Hedefte Kürt halkının kazanımları var

Hükümet krizinin devam ettiği bir süreçte AKP’nin Türkiye’yi savaşa sürükleme hevesinin altında öyle görünüyor ki bir dizi etken yatıyor.

AKP’nin daimi şefi Cumhurbaşkanı Tayyip Erdoğan’ın önceki akşam Haliç Kongre Merkezi'nde düzenlenen Türk Kızılayı madalya programı ve iftar yemeğinde yaptığı konuşmada kullandığı "Tüm dünyaya sesleniyorum: Suriye'nin kuzeyinde, güneyimizde bir devlet kurulmasına asla müsaade etmeyeceğiz. Bedeli ne olursa olsun bu konudaki mücadelemizi sürdüreceğiz" ifadeleri Suriye’ye yönelik savaş ve saldırganlık planları hakkında fikir verirken Kürt halkının Rojava’da sağladığı kazanımların sermaye devletinin hedefinde olduğu görülüyor.

 

Bozulan imajı onarma

Urfa Akçakale sınırındaki Til Ebyad’ın IŞİD çetelerinden alınarak PYD/YPG’nin denetimine geçmesinin ardından düğmesine basılan sınırötesi operasyonun bir diğer amacının da AKP’nin uluslararası planda ve efendisi ABD nezdindeki imajını düzeltmek olduğu ifade ediliyor.

IŞİD çetelerine ve bölgedeki gerici çetelere sağladığı askeri ve lojistik destekle emperyalist efendileri nezdinde ve ülke içinde tartışmalı hale gelen, bölgede başına buyruk bir saldırganlık politikası izleyen AKP’nin Suriye’ye sınırötesi operasyon planının gerekçeleri arasında "Hatay, Adana olayı. Bayırbucak Türkmenlerine giden TIR'larımızı çevirenlerin, yol kesen eşkıyaların kimler olduklarını şu an herkes çok açık bir şekilde görüyor.
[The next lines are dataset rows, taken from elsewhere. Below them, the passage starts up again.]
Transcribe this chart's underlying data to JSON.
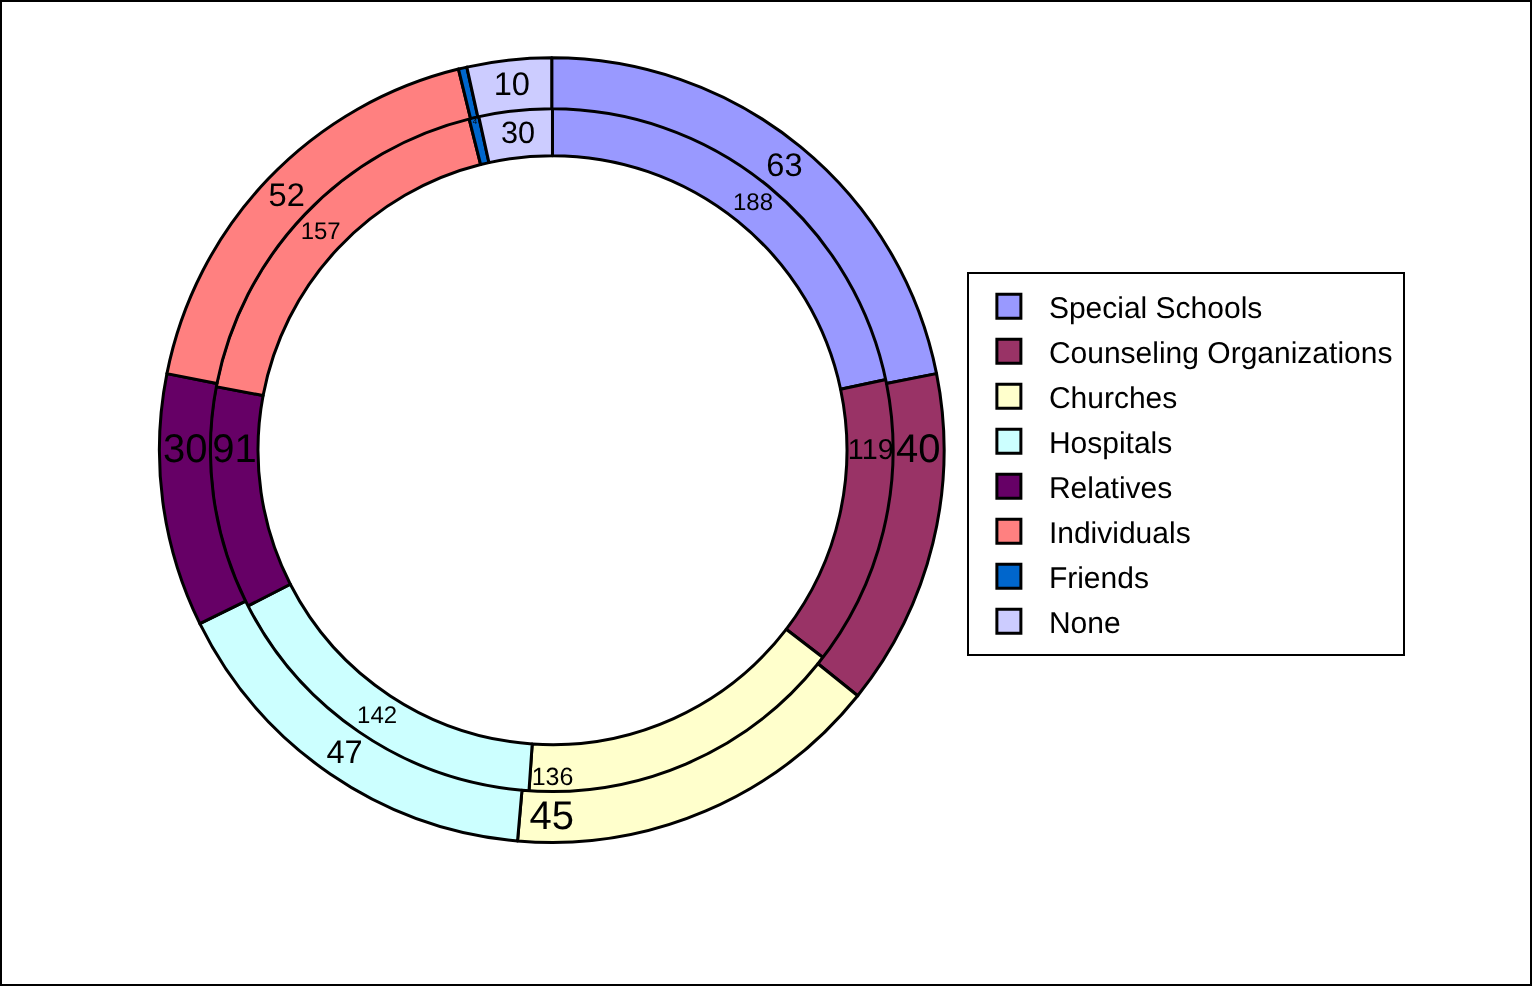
{
  "chart_data": {
    "type": "donut",
    "categories": [
      "Special Schools",
      "Counseling Organizations",
      "Churches",
      "Hospitals",
      "Relatives",
      "Individuals",
      "Friends",
      "None"
    ],
    "colors": [
      "#9999ff",
      "#993366",
      "#ffffcc",
      "#ccffff",
      "#660066",
      "#ff8080",
      "#0066cc",
      "#ccccff"
    ],
    "series": [
      {
        "values": [
          188,
          119,
          136,
          142,
          91,
          157,
          4,
          30
        ],
        "value_labels": [
          "188",
          "119",
          "136",
          "142",
          "91",
          "157",
          "4",
          "30"
        ]
      },
      {
        "values": [
          63,
          40,
          45,
          47,
          30,
          52,
          1,
          10
        ],
        "value_labels": [
          "63",
          "40",
          "45",
          "47",
          "30",
          "52",
          null,
          "10"
        ]
      }
    ],
    "legend": "right"
  }
}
Bir yandan Esed rejimi, bir yandan bölücü örgüt sözcüleri, bir yandan da ülkemizdeki siyasi partinin sözcüleri aynı ağızla konuşuyor. Amaç dünyada bir algı operasyonu. Bu tür ithamlarla Türkiye'yi yanı başında olan olayların dışında olmaya zorlayarak, bölgenin demografisini değiştirme operasyonunu tamamlamak istiyorlar" ifadelerinin yer alması da operasyon hazırlıklarının arka planına işaret ediyor.

Diğer yandan, AKP’nin böylesi bir hamleyi yapmasının gerisinde siyasal kriz ortamındaki kargaşadan yararlanarak dikkatleri savaşa çekmeyi ve içerideki gerilemesini bu yolla durdurmayı amaçladığı yorumları sıkça yapılıyor.
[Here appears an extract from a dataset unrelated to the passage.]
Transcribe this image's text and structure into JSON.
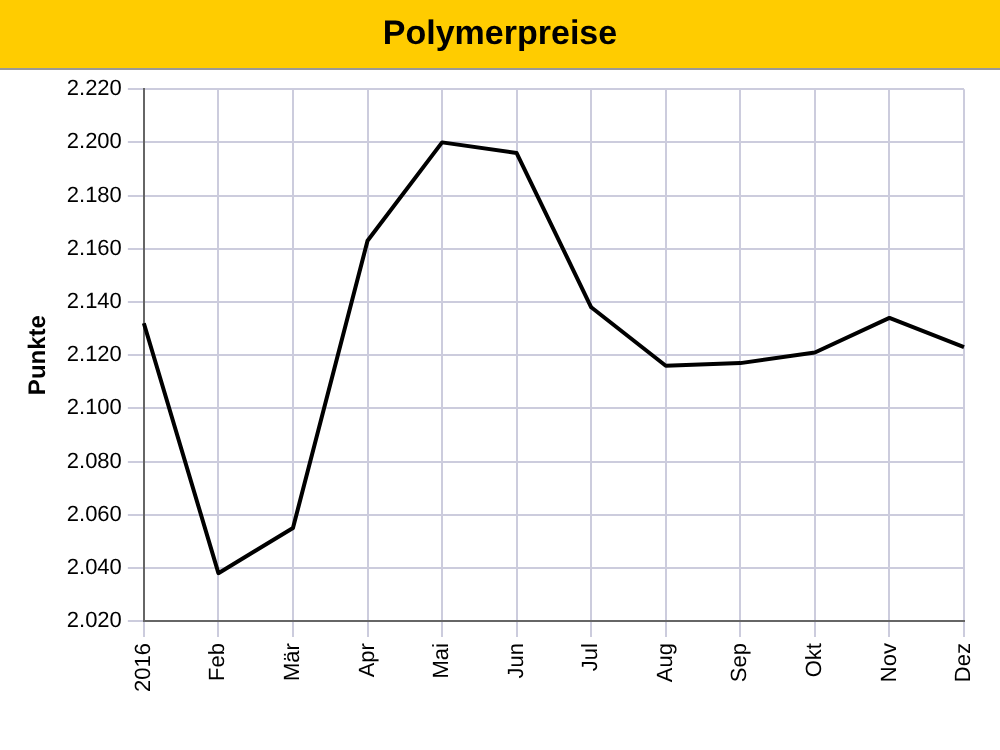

Bugün yapılacak Milli Güvenlik Kurulu (MGK) toplantısından çıkacak sonucun beklendiği sınırötesi operasyona ilişkin istihbaratın efendi ABD’yle de paylaşıldığı ifade ediliyor. Ancak, ABD’nin böyle bir sınırötesi müdahale senaryosuna destek verip vermeyeceği ya da ne oranda destek vereceğine dair herhangi bir veri ortada yok.

Paylaşılan bir diğer iddia ise, seçimlerde gerileme yaşayan ve düzen siyasetini tek başına idare etme şansını kaybeden AKP’nin sınırötesi operasyon planının TSK nezdinde karşılık bulmadığı ve böylesi bir plana ordunun soğuk baktığı.